Anyone migrating to the cloud needs to do at least some basic calculations of the costs around this. Besides the obvious strategic benefits of moving to the cloud such as – business agility, increases in productivity, etc. – the cold hard truth is in the end, the financial benefits will outweigh the other. And even if it isn’t, dedicated and committed organisations need to know the initial/intermittent costs, and eventually a calculation/simulation of the potential of cost savings. In this blog post, we are going to put some stakes into the ground for a solid calculation of the total cost of ownership (TCO) for a migration to the cloud.
What will it cost? When will it Amortise?
These are the immediate questions everybody faces when considering the move to the cloud. There are no easy answers to these questions, except that it will cost you some money, and chances are pretty good that the investment will amortise very soon. Concerns about all the fuss about cloud sprawl, taking control of your cloud, and promises of savings potential of up to 40% – these are real claims backed by evidence, but in a different problem space. They specifically address companies already operating in the cloud, i.e. those who have already completed their migration or are in the late stages of it. Your problem is different though: You are considering whether to migrate to the cloud (you should), how to do it (in a series of paced well-defined small steps), and how much it will cost (not much more if planned well and embedded into day-to-day DevOps). Below, we will outline the most important parts of a TCO calculation for migrating to the cloud. It is nowhere near being complete, but it will point you in the right direction. Now, let’s get started. Broadly speaking, calculating the TCO of migrating to the cloud must cover at least the following categories:
- IT assets
- Resource utilisation, consumption patterns, and IT architecture
- Personnel & skillsets
- Cost transparency and awareness.
The last aspect, cost transparency and awareness, is less of a technical, but more of a company cultural aspect which will cut across and impact all other aspects of your TCO analysis and more importantly, determine the overall success of your cloud migration. Typically, this will result in a series of cost simulations that compare various scenarios varying in key parameters, such as expected resource usage patterns, migration budget, time constraints, and other key factors which influence the resulting TCO and budget allocated for the migration. Let’s look a bit deeper into each of these aspects.
- IT assets
This aspect is the most prominent and most discussed benefit of migrating to the cloud: The switch from CAPEX (capital expenditure) to OPEX (operational expenditure) when migrating to the cloud is largely driven by the fundamental shift of how IT resources are procured. Costs related to IT assets are largely independent of the other factors as they concern only tangible, real-world hardware and facilities. These costs will change no matter the make-up of your IT workloads (see below). Cloud computing is and always will be an outsourcing endeavour, however with significantly different service delivery parameters and options.

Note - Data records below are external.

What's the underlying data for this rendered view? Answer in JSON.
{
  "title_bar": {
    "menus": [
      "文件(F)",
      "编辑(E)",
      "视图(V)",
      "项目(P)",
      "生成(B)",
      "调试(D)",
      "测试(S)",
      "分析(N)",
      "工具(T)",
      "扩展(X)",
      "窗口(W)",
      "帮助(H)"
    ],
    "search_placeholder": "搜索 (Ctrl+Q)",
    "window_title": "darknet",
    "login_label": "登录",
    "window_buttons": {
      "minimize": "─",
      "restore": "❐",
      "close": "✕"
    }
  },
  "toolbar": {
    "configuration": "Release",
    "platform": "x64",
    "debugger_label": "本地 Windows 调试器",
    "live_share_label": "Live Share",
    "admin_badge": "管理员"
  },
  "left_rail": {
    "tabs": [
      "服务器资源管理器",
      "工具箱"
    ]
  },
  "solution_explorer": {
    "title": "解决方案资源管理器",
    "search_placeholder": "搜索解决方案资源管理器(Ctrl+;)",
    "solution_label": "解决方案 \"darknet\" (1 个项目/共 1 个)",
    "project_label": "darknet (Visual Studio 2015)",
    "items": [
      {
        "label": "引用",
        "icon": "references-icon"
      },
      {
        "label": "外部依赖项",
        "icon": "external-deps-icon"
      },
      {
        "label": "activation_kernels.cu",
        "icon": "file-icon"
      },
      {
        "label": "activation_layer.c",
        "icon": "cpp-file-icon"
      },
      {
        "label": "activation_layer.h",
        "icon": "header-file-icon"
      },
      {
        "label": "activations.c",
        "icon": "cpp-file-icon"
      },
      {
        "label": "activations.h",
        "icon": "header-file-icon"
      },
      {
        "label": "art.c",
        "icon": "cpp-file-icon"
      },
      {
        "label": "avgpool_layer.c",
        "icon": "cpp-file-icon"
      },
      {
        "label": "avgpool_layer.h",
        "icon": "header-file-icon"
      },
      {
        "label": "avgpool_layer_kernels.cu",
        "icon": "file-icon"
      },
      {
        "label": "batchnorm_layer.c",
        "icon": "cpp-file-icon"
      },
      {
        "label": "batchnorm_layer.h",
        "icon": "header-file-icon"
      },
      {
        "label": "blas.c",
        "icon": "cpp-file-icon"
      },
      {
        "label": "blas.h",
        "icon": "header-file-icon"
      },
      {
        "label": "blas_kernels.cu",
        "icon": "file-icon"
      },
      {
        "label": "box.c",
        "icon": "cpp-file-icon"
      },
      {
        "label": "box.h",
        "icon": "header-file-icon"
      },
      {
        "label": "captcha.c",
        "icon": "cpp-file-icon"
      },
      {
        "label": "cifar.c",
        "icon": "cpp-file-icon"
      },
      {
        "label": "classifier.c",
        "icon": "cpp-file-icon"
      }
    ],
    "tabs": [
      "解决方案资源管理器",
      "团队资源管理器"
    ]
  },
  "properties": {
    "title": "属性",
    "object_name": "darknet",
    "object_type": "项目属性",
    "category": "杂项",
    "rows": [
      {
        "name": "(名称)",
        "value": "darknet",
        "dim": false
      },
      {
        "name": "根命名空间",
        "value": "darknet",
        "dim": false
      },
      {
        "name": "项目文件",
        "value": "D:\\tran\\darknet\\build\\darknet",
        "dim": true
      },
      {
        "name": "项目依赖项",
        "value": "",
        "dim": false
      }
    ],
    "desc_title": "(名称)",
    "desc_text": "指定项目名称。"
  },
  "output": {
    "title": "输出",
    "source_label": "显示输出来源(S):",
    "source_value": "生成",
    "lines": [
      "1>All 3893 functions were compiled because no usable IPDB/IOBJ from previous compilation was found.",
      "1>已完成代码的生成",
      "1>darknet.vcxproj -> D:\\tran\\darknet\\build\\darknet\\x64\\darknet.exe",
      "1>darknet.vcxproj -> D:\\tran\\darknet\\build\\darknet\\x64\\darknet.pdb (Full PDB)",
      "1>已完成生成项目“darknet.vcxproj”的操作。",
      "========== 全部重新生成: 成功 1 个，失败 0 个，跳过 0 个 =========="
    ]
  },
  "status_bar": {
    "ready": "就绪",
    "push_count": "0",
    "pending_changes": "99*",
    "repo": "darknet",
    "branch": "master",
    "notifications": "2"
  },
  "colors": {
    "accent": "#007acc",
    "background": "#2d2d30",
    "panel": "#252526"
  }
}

The most important aspects of IT Asset Cost Analysis:
- Server Hardware
- Network Hardware
- Hardware Maintenance
- Power and Cooling
- Data Centre Space
It is important to remember that these costs do not evaporate. Rather, they are borne by your cloud provider and absorbed in the pricing for their resources which you decide to rent as part of your cloud deployment and operations. The economics of IT resource leasing from cloud providers has grown very similar to the economics in other verticals based on resource consumption, most strikingly in the energy market: Historically speaking, cloud computing used exclusively a ‘pay as you go’ (PAYG) based model where resources were leased on an on-demand basis. Anyone who knows the energy market – or the mobile data connectivity market – knows PAYG is the most expensive type of resource consumption. Your maximised freedom in resource consumption comes at the price of cloud hardware/asset provisioning costs for the cloud provider. Conversely, the more long-term cloud providers can calculate and predict resource amortisation costs, the fewer risks are reflected in their pricing. Say hello to reserved instances. The longer the timespan you reserve cloud resources for, the greater your savings – and the closer your cloud TCO analysis gets to traditional TCO analysis of on-premise IT resources.
Leaving the complex area of dynamic resource allocations aside for a moment (see below), the biggest value proposition of outsourcing to the cloud is its ability to scale resource provisioning at incredibly competitive pricing simply because of economies of scale (particularly hyper-converging cloud service providers such as Amazon, Microsoft, and Google) and aggressive automation of the recurring datacentre and IT resource tasks. The most profound paradigm shift in calculating the TCO, and eventually budgeting for a cloud-based IT infrastructure, is the switch from a largely static, fixed-cost based model to an iterative dynamic cost model. It is this paradigm shift that causes most cloud service users headaches, often resulting in wasting resources, and frequently increased spending when compared to on-premise computing. The cost savings potential is greatly influenced by the actual resource utilisation rates, resource consumption patterns, and workload architecture. Since this is so impactful, we will look at this next.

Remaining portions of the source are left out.